2. Also note that the idf formula above differs from the standard textbook notation that defines the idf as idf(t) = log [ n / (df(t) + 1) ]
3. log can be base `e`, or `2` or `10`, etc...

**To avoid zero division, the IDF formula is as follows:**
$$ IDF(word_i, corpus) = \log(\frac{1 \ + \ No \ of \ docs \ in \ corpus}{1 \ + \ No \ of \ docs \ which \ contains \ word_i}) + 1 $$

***

### **Advantages**
1. If the word is rare in the corpus, it will be given more importance. (i.e. IDF)
2. If the word is more frequent in a document, it will be given more importance. (i.e. TF)

### **Disadvantages**
> **Same as BOW**

### **TF IDF Text Vectorization: Apply TfidfVectorizer**

In [16]:
# TF-IDF
from sklearn.feature_extraction.text import TfidfVectorizer

tfidf_vect = TfidfVectorizer(token_pattern=r"(?u)\b\w+\b", 
                             ngram_range=(1, 1), 
                             lowercase=False, 
                             preprocessor=None, 
                             stop_words=None)

out = tfidf_vect.fit_transform(df['text'])

print(f"Shape of output (# of docs, # of unique vocabulary): {out.shape}")

print(f"Type of output (i.e. Compressed Sparse Row (CSR) format): {type(out)}")

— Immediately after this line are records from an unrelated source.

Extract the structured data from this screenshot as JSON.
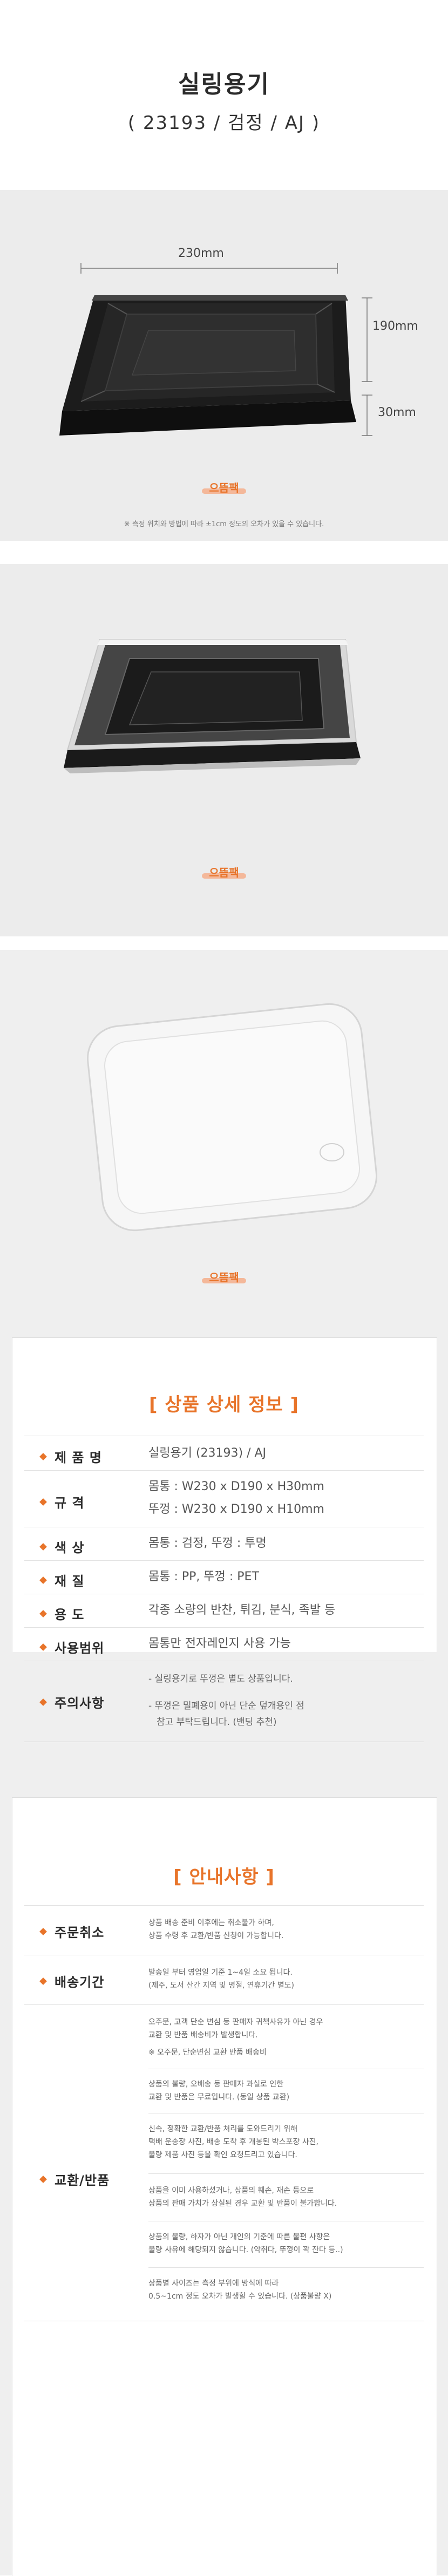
{
  "header": {
    "title": "실링용기",
    "subtitle": "( 23193 / 검정 / AJ )"
  },
  "photo1": {
    "width_label": "230mm",
    "depth_label": "190mm",
    "height_label": "30mm",
    "logo_text": "으뜸팩",
    "note": "※ 측정 위치와 방법에 따라 ±1cm 정도의 오차가 있을 수 있습니다."
  },
  "photo2": {
    "logo_text": "으뜸팩"
  },
  "photo3": {
    "logo_text": "으뜸팩"
  },
  "details": {
    "title": "[ 상품 상세 정보 ]",
    "rows": [
      {
        "label": "제 품 명",
        "value": "실링용기 (23193) / AJ"
      },
      {
        "label": "규      격",
        "value1": "몸통 : W230 x D190 x H30mm",
        "value2": "뚜껑 : W230 x D190 x H10mm"
      },
      {
        "label": "색      상",
        "value": "몸통 : 검정,  뚜껑 : 투명"
      },
      {
        "label": "재      질",
        "value": "몸통 : PP,  뚜껑 : PET"
      },
      {
        "label": "용      도",
        "value": "각종 소량의 반찬, 튀김, 분식, 족발 등"
      },
      {
        "label": "사용범위",
        "value": "몸통만 전자레인지 사용 가능"
      },
      {
        "label": "주의사항",
        "value1": "- 실링용기로 뚜껑은 별도 상품입니다.",
        "value2": "- 뚜껑은 밀폐용이 아닌 단순 덮개용인 점",
        "value3": "참고 부탁드립니다. (밴딩 추천)"
      }
    ]
  },
  "notice": {
    "title": "[ 안내사항 ]",
    "rows": [
      {
        "label": "주문취소",
        "lines": [
          "상품 배송 준비 이후에는 취소불가 하며,",
          "상품 수령 후 교환/반품 신청이 가능합니다."
        ]
      },
      {
        "label": "배송기간",
        "lines": [
          "발송일 부터 영업일 기준 1~4일 소요 됩니다.",
          "(제주, 도서 산간 지역 및 명절, 연휴기간 별도)"
        ]
      },
      {
        "label": "교환/반품",
        "groups": [
          [
            "오주문, 고객 단순 변심 등 판매자 귀책사유가 아닌 경우",
            "교환 및 반품 배송비가 발생합니다.",
            "※ 오주문, 단순변심 교환 반품 배송비"
          ],
          [
            "상품의 불량, 오배송 등 판매자 과실로 인한",
            "교환 및 반품은 무료입니다. (동일 상품 교환)"
          ],
          [
            "신속, 정확한 교환/반품 처리를 도와드리기 위해",
            "택배 운송장 사진, 배송 도착 후 개봉된 박스포장 사진,",
            "불량 제품 사진 등을 확인 요청드리고 있습니다."
          ],
          [
            "상품을 이미 사용하셨거나, 상품의 훼손, 재손 등으로",
            "상품의 판매 가치가 상실된 경우 교환 및 반품이 불가합니다."
          ],
          [
            "상품의 불량, 하자가 아닌 개인의 기준에 따른 불편 사항은",
            "불량 사유에 해당되지 않습니다. (악취다, 뚜껑이 꽉 잔다 등..)"
          ],
          [
            "상품별 사이즈는 측정 부위에 방식에 따라",
            "0.5~1cm 정도 오차가 발생할 수 있습니다. (상품불량 X)"
          ]
        ]
      }
    ]
  }
}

Shape of output (# of docs, # of unique vocabulary): (4, 16)
Type of output (i.e. Compressed Sparse Row (CSR) format): <class 'scipy.sparse._csr.csr_matrix'>


In [17]:
out

<4x16 sparse matrix of type '<class 'numpy.float64'>'
	with 17 stored elements in Compressed Sparse Row format>

In [18]:
# We can look at unique words by using 'vocabulary_'

print(f"Vocabulary size: {len(tfidf_vect.vocabulary_)}")
print()
print(f"Let's look at the vocabulary stored in the object: \n{tfidf_vect.vocabulary_}")
print()
print("Output Feature Names:", tfidf_vect.get_feature_names_out())

Vocabulary size: 16

Let's look at the vocabulary stored in the object: 
{'We': 6, 'are': 8, 'Learning': 2, 'Machine': 3, 'Processing': 5, 'natural': 14, 'language': 11, 'data': 9, '10': 0, 'machine': 13, 'learning': 12, 'algorithms': 7, 'we': 15, 'Are': 1, 'Mimicing': 4, 'intelligence': 10}

Output Feature Names: ['10' 'Are' 'Learning' 'Machine' 'Mimicing' 'Processing' 'We' 'algorithms'
 'are' 'data' 'intelligence' 'language' 'learning' 'machine' 'natural'
 'we']


In [19]:
# convert sparse matrix to nparray

print(out.toarray())

[[0.         0.         0.75592895 0.37796447 0.         0.
  0.37796447 0.         0.37796447 0.         0.         0.
  0.         0.         0.         0.        ]
 [0.         0.         0.         0.         0.         0.52547275
  0.         0.         0.         0.52547275 0.         0.52547275
  0.         0.         0.41428875 0.        ]
 [0.5        0.         0.         0.         0.         0.
  0.         0.5        0.         0.         0.         0.
  0.5        0.5        0.         0.        ]
 [0.         0.46516193 0.         0.         0.46516193 0.
  0.         0.         0.         0.         0.46516193 0.
  0.         0.         0.36673901 0.46516193]]


In [20]:
# Converting the sparse matrix to a dataframe

pd.DataFrame(out.toarray(), 
             columns=tfidf_vect.get_feature_names_out())

Unnamed: 0,10,Are,Learning,Machine,Mimicing,Processing,We,algorithms,are,data,intelligence,language,learning,machine,natural,we
0,0.0,0.0,0.755929,0.377964,0.0,0.0,0.377964,0.0,0.377964,0.0,0.0,0.0,0.0,0.0,0.0,0.0
1,0.0,0.0,0.0,0.0,0.0,0.525473,0.0,0.0,0.0,0.525473,0.0,0.525473,0.0,0.0,0.414289,0.0
2,0.5,0.0,0.0,0.0,0.0,0.0,0.0,0.5,0.0,0.0,0.0,0.0,0.5,0.5,0.0,0.0
3,0.0,0.465162,0.0,0.0,0.465162,0.0,0.0,0.0,0.0,0.0,0.465162,0.0,0.0,0.0,0.366739,0.465162


## **End Note - How `CountVectorizer` and `TfidfVectorizer` works?**

1. Apply **preprocessing** if defined. This will clean the data.
2. As per **token_pattern** apply tokenization on the cleaned text data.
3. Learn the unique vocabulary word after tokenization.